SLC34A2 inhibits tumorigenesis and progression via upregulating LRRK2/TTF-1/SELENBP1 axis in lung adenocarcinoma.

Alveolar type II epithelial (AT2) cells have the properties of stem cells, abnormal AT2 cells serve as one of the original cells in lung adenocarcinoma (LUAD). However, the abnormal genes expression of AT2 cells during their malignant transformation into LUAD cells remain poorly understood. Importantly, SLC34A2 is a specific gene in AT2 cells of the lung. Our previous researches have reported that overexpression of SLC34A2 significantly inhibited proliferation, migration and invasion of LUAD cells. But, the underlying mechanisms of SLC34A2 in LUAD are largely unknown until now. Here, the present study discovered that the protein expression of Napi2b (SLC34A2), SELENBP1, TTF-1 and LRRK2 were all located in human AT2 cells of adjacent non-tumor tissues. However, the expression level of SLC34A2, SELENBP1, TTF-1 and LRRK2 were significantly decreased in LUAD tissues, and the expression of SLC34A2 was obviously positive correlation with the expression of SELENBP1, TTF-1 and LRRK2, respectively. Mechanistically, our study elucidated that overexpression of SLC34A2 could inhibit the activation of MEK/ERK signaling pathway through up-regulating the expression of LRRK2, and subsequently suppressed the expression of p-TTF-1(Ser327), which upregulated the expression of SELENBP1 by enhancing TTF-1 transcriptional activity.
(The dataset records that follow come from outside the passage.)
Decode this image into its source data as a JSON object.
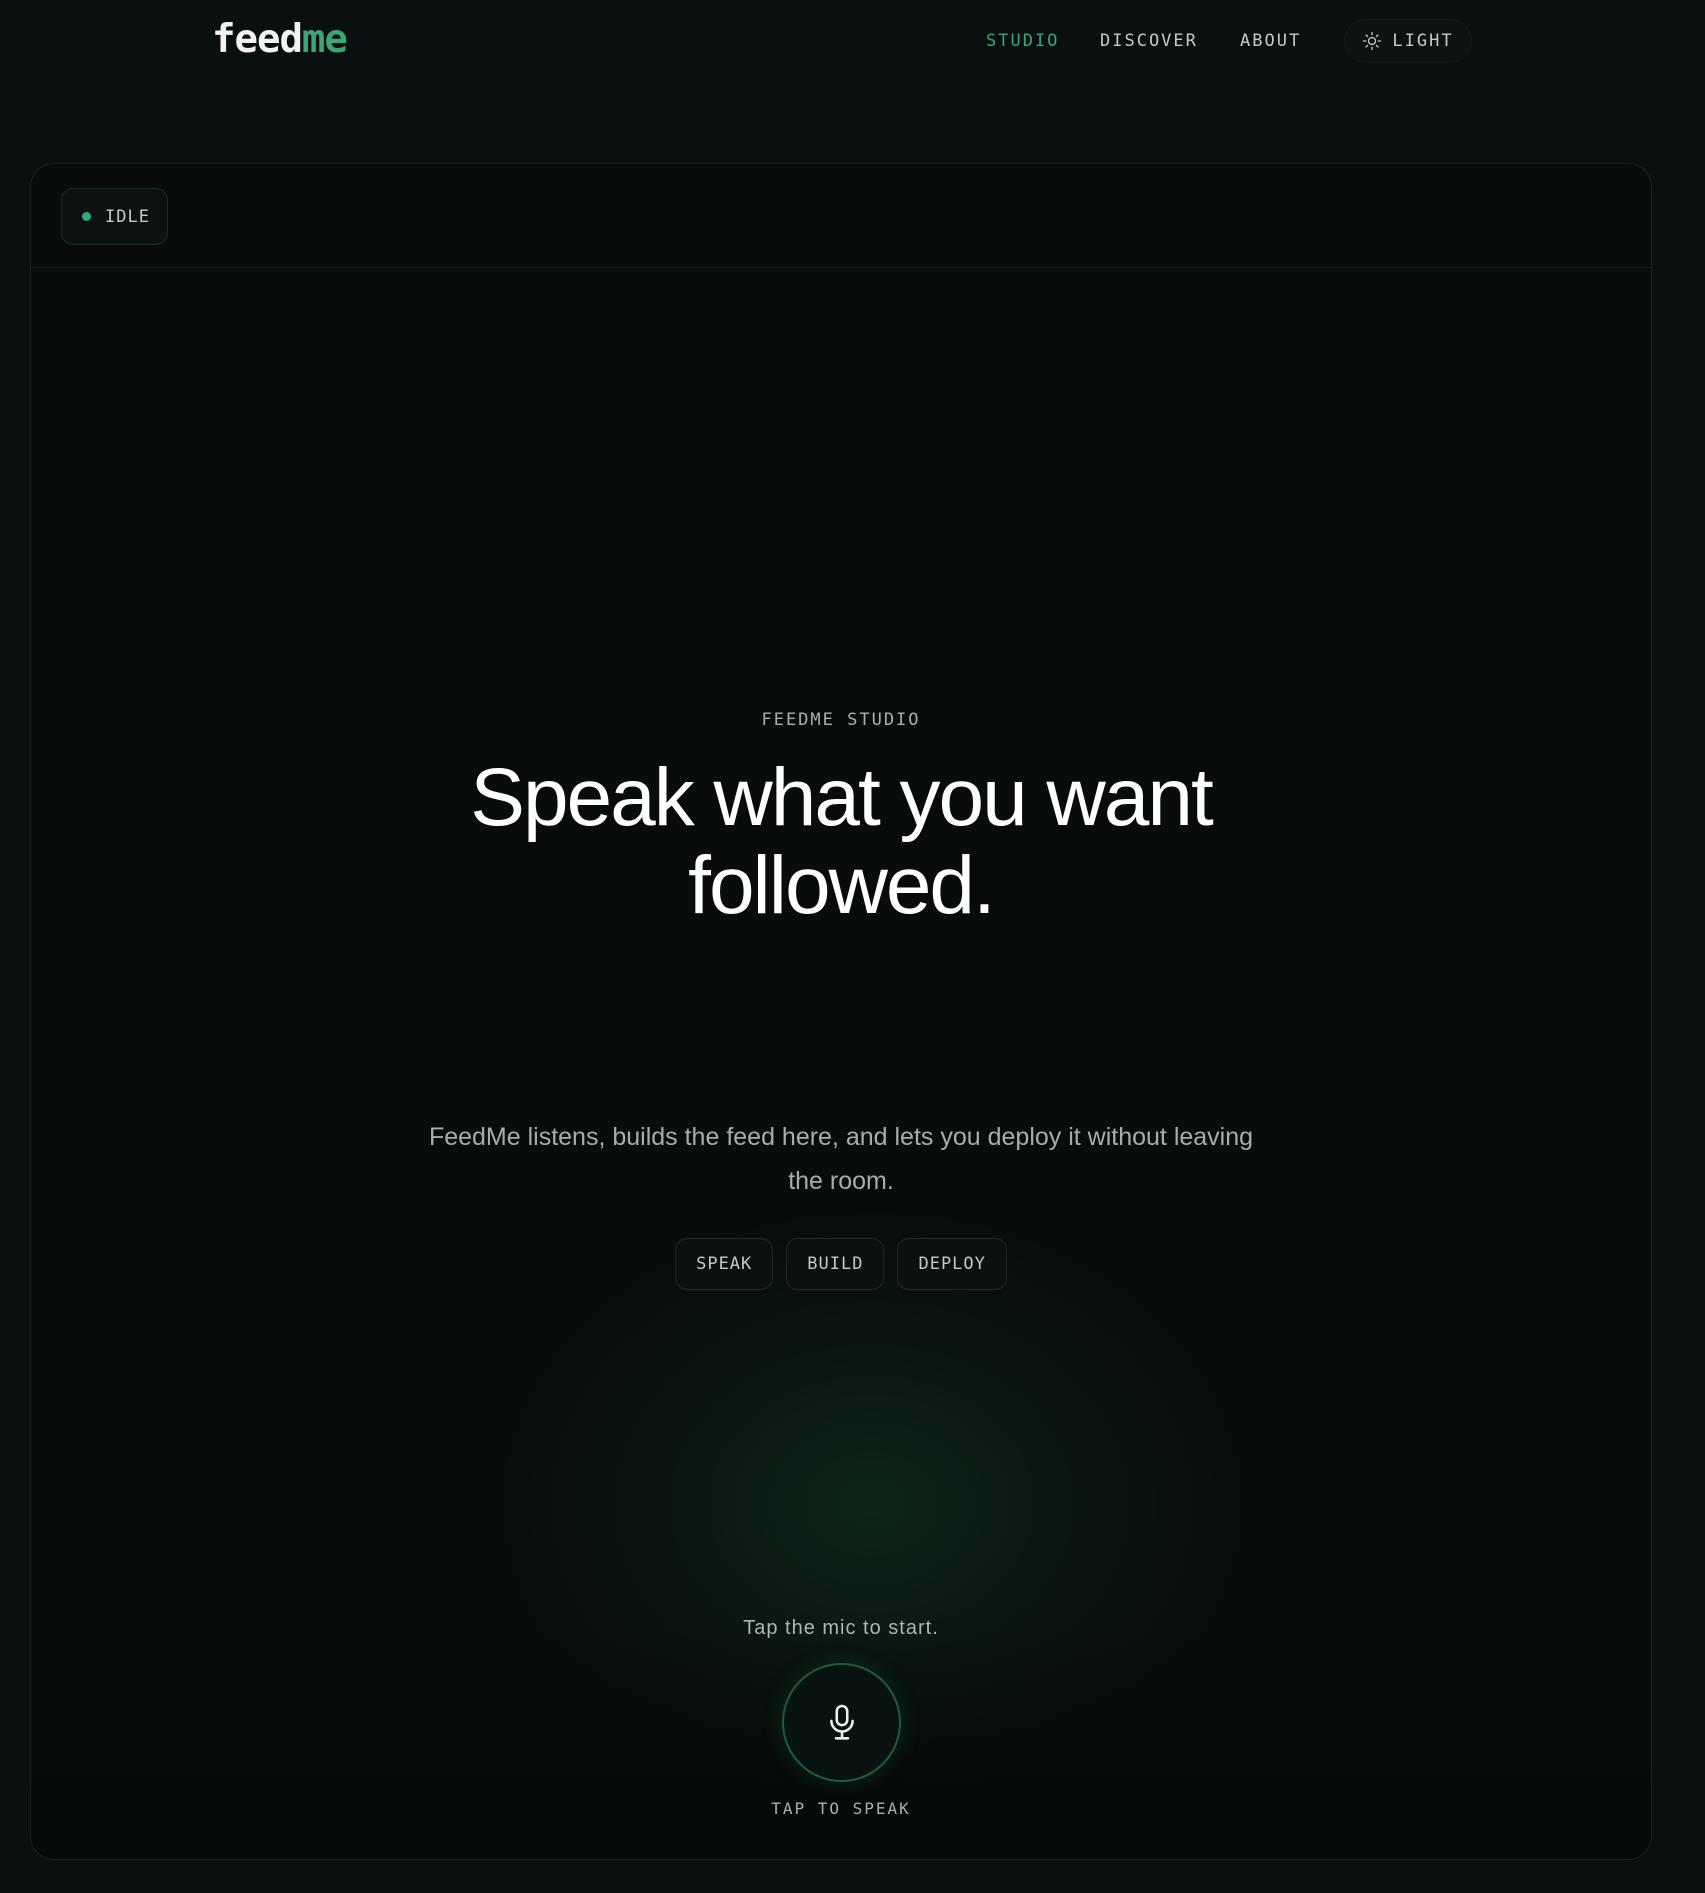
{
  "brand": {
    "logo_part1": "feed",
    "logo_part2": "me",
    "accent_color": "#3aa577"
  },
  "nav": {
    "items": [
      {
        "label": "STUDIO",
        "active": true
      },
      {
        "label": "DISCOVER",
        "active": false
      },
      {
        "label": "ABOUT",
        "active": false
      }
    ],
    "theme_toggle": {
      "label": "LIGHT",
      "icon": "sun-icon"
    }
  },
  "status": {
    "label": "IDLE",
    "dot_color": "#2fae79"
  },
  "hero": {
    "eyebrow": "FEEDME STUDIO",
    "headline_line1": "Speak what you want",
    "headline_line2": "followed.",
    "subtext_line1": "FeedMe listens, builds the feed here, and lets you deploy it without leaving",
    "subtext_line2": "the room.",
    "chips": [
      {
        "label": "SPEAK"
      },
      {
        "label": "BUILD"
      },
      {
        "label": "DEPLOY"
      }
    ]
  },
  "mic": {
    "hint": "Tap the mic to start.",
    "caption": "TAP TO SPEAK",
    "icon": "microphone-icon"
  }
}
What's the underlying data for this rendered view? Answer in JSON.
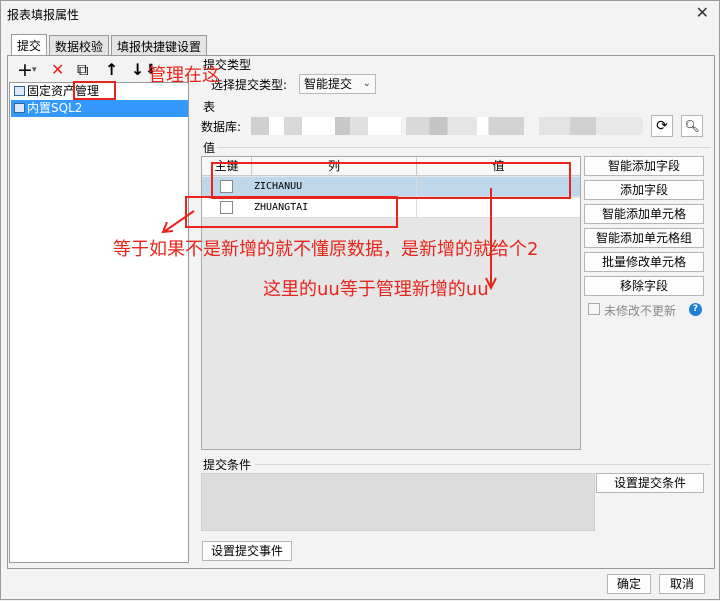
{
  "window": {
    "title": "报表填报属性",
    "close_icon": "✕"
  },
  "tabs": [
    "提交",
    "数据校验",
    "填报快捷键设置"
  ],
  "toolbar": {
    "add": "+",
    "add_caret": "▾",
    "delete": "✕",
    "copy": "⧉",
    "up": "↑",
    "down": "↓",
    "last": "⬇"
  },
  "tree": {
    "items": [
      "固定资产管理",
      "内置SQL2"
    ],
    "selected_index": 1
  },
  "submit_type": {
    "section": "提交类型",
    "label": "选择提交类型:",
    "value": "智能提交"
  },
  "table": {
    "section": "表",
    "db_label": "数据库:"
  },
  "values": {
    "section": "值",
    "columns": [
      "主键",
      "列",
      "值"
    ],
    "rows": [
      {
        "checked": false,
        "column": "ZICHANUU",
        "value": ""
      },
      {
        "checked": false,
        "column": "ZHUANGTAI",
        "value": ""
      }
    ]
  },
  "side_buttons": [
    "智能添加字段",
    "添加字段",
    "智能添加单元格",
    "智能添加单元格组",
    "批量修改单元格",
    "移除字段"
  ],
  "no_update_label": "未修改不更新",
  "help_icon": "?",
  "submit_condition": {
    "section": "提交条件",
    "button": "设置提交条件"
  },
  "submit_event_button": "设置提交事件",
  "footer": {
    "ok": "确定",
    "cancel": "取消"
  },
  "annotations": {
    "tree_note": "管理在这",
    "row_note": "等于如果不是新增的就不懂原数据，是新增的就给个2",
    "value_note": "这里的uu等于管理新增的uu"
  },
  "colors": {
    "annotation": "#e8251c",
    "selection": "#3399ff",
    "row_selected": "#bfd7ea"
  }
}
Ultimately, overexpression of SLC34A2 depressed the activation of PI3K/AKT/mTOR signaling pathway via up-regulating the expression of SELENBP1, which significantly inhibited the malignant characteristics of LUAD. In summary, our current research revealed a novel SLC34A2/LRRK2/TTF-1/SELENBP1 axis and its involvement in inhibiting the malignant characteristics of LUAD cells for the first time, which made contribution to further exploring the clinical application of SLC34A2. Furthermore, it also might offer novel insights into understanding how AT2 cells undergo malignant transformation into LUAD cells in the future.